If you start up bash on the first virtual terminal, and type: echo $$
, you’ll get the PID of the shell, say, 1496. You can use procfs to find out which files the shell has open:
# ls -l /proc/1496/fd
total 0
lrwx------ 1 root root 64 2012-12-16 18:30 0 -> /dev/tty1
lrwx------ 1 root root 64 2012-12-16 18:30 1 -> /dev/tty1
lrwx------ 1 root root 64 2012-12-16 18:30 2 -> /dev/tty1
lrwx------ 1 root root 64 2012-12-16 18:30 255 -> /dev/tty1
File descriptors 0, 1, and 2 have a fixed meaning of standard input, standard output, and standard error, respectively, in the sense that the C variable stdin
always refers to the file with descriptor 0 on a Unix-like system, and so on. The shell is fundamentally a command processor, which can read commands either from a terminal or from a regular file on disk somewhere. In the first case, as shown here, its standard input will refer to a terminal device, from which it can read commands as they are typed in by the user.
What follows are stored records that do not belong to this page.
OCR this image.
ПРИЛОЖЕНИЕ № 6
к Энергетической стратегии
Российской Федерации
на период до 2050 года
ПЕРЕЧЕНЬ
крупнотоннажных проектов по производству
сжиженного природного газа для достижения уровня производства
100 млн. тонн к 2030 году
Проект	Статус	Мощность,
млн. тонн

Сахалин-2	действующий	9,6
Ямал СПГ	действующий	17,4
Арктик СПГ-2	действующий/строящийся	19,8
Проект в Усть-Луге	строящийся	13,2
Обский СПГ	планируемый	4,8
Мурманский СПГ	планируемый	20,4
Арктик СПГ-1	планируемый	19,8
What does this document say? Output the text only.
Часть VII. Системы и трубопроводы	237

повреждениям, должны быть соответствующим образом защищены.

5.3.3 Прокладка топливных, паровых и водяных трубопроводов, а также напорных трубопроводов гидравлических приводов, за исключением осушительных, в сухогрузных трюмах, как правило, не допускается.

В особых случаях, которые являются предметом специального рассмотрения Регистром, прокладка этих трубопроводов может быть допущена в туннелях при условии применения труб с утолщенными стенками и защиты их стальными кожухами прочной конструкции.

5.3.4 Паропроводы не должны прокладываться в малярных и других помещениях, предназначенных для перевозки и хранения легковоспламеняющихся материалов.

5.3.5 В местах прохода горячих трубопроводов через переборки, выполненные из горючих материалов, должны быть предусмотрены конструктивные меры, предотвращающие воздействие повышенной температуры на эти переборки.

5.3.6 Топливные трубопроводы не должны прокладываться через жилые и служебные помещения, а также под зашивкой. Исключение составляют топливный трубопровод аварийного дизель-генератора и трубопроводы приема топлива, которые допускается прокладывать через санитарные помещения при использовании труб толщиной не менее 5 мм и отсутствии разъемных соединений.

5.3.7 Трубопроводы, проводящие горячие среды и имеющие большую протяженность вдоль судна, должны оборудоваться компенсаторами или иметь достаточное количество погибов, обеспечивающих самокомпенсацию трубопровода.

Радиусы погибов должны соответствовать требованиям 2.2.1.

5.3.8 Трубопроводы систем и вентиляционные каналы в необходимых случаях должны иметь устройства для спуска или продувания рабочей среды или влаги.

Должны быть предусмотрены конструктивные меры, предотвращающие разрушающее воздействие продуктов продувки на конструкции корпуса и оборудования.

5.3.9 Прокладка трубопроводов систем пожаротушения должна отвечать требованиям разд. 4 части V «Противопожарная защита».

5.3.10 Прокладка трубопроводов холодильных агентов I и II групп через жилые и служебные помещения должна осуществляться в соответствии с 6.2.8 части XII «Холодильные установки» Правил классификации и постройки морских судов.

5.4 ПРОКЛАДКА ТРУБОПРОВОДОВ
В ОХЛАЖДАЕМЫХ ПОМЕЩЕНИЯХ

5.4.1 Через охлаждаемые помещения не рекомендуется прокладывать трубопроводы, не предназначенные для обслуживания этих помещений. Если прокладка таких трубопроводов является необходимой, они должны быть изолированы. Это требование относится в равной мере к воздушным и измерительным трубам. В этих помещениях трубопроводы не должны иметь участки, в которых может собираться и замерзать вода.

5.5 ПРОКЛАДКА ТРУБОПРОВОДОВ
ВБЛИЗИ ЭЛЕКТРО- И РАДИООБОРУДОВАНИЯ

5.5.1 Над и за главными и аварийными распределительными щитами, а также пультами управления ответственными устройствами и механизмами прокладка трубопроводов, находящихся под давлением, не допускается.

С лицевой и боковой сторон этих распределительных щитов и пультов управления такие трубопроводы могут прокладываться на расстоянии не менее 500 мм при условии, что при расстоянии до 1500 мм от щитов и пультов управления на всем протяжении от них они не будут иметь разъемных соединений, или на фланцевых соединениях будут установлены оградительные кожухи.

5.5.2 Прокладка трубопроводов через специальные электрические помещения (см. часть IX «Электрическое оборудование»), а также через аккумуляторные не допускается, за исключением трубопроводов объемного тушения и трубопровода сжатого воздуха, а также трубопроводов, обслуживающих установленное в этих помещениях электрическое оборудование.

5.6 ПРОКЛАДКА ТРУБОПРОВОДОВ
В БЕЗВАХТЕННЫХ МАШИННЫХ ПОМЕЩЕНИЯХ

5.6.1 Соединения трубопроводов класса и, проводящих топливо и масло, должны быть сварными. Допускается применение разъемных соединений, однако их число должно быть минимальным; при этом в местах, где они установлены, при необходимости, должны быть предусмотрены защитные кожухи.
In the second case, its standard input will refer to a regular file, from which it can read commands all the same. Similar statements can be made about standard output and standard error. This is the beauty of the Unix device system: the abstraction that it provides. (In practice, GNU bash probably treats the two differently; GNU code tends to be hacked for maximum performance rather than beautiful abstractions.)
If you’re wondering how the shell came to have open file descriptors to /dev/tty1
, you’re getting ahead of yourself. I’ll get to that soon, I promise.
1 One variation is: everything is a file; if it’s not a file, then it’s a process. Some point out that, with the advent of procfs, even processes have become files. I would be inclined to say that processes are not really files, since you can’t write to procfs, so there is no way to (for example) kill a process through the filesystem.